1. Pass consistently (no flaky tests)
2. Run in isolation (no shared state)
3. Clean up test data (use cleanupDb())
4. Follow existing patterns in the codebase

---

Risks and Mitigations

Risk	Mitigation
Test flakiness from async operations	Use proper waitFor/polling utilities
Database state leakage between tests	Strict cleanup in afterEach/afterAll
Queue state affecting test isolation	Drain/pause queues in tests that interact with them
Port conflicts	Use dedicated test port (3099)

---

Approval Request

Please review and approve this plan.

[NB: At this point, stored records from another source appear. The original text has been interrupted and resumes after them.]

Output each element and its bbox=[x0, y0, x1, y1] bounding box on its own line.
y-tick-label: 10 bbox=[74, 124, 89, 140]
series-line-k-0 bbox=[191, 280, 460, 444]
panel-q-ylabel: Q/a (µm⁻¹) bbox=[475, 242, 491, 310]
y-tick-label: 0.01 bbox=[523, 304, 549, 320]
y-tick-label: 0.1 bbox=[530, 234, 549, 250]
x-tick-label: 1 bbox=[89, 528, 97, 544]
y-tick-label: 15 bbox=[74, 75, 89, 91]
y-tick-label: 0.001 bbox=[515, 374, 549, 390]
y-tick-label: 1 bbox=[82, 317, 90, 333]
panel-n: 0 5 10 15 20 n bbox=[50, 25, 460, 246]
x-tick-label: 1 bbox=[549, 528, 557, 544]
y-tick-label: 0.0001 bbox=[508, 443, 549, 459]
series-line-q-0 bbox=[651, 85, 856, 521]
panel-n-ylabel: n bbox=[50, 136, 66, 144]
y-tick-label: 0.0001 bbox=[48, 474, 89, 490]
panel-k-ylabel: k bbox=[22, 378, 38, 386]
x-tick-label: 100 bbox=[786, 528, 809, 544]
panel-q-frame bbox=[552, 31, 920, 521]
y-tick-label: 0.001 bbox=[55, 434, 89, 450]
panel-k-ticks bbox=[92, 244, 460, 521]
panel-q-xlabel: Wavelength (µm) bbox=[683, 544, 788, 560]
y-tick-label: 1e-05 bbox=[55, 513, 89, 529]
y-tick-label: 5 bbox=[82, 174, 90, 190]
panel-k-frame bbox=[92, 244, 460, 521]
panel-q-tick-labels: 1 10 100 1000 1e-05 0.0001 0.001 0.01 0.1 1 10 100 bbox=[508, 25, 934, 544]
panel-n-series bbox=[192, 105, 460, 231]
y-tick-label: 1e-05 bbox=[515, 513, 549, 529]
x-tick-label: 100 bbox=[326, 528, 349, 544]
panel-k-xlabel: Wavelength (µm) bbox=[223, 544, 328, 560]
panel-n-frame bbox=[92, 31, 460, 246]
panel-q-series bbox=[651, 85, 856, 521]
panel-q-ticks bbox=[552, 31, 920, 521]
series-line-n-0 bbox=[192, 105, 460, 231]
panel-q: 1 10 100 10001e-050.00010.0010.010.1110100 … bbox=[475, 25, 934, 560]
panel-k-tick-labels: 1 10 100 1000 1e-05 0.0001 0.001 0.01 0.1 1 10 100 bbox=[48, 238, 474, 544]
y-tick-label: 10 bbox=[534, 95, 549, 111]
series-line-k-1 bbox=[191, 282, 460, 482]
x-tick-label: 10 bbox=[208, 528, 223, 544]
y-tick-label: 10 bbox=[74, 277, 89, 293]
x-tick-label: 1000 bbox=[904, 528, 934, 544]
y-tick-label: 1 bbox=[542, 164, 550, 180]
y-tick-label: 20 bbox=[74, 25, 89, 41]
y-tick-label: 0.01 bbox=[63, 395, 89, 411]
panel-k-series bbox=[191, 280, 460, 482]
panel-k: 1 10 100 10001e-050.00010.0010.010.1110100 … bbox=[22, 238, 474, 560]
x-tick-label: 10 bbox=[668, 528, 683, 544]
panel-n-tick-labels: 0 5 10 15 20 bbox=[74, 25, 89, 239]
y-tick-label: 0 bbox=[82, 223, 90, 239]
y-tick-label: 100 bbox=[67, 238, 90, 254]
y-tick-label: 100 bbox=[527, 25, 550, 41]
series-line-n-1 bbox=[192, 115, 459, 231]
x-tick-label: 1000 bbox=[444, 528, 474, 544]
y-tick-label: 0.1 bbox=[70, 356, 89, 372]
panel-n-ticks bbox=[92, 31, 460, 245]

Upon approval, implementation will proceed in priority order (Phase 1 first).

Questions for clarification:

1. Should the deals/reactions routes remain mounted, or was that a temporary fix?
2. Is the recipe fork failure for seed recipes expected behavior or a bug to fix?
3. Any preference on splitting Phase 1 into multiple PRs vs one large PR?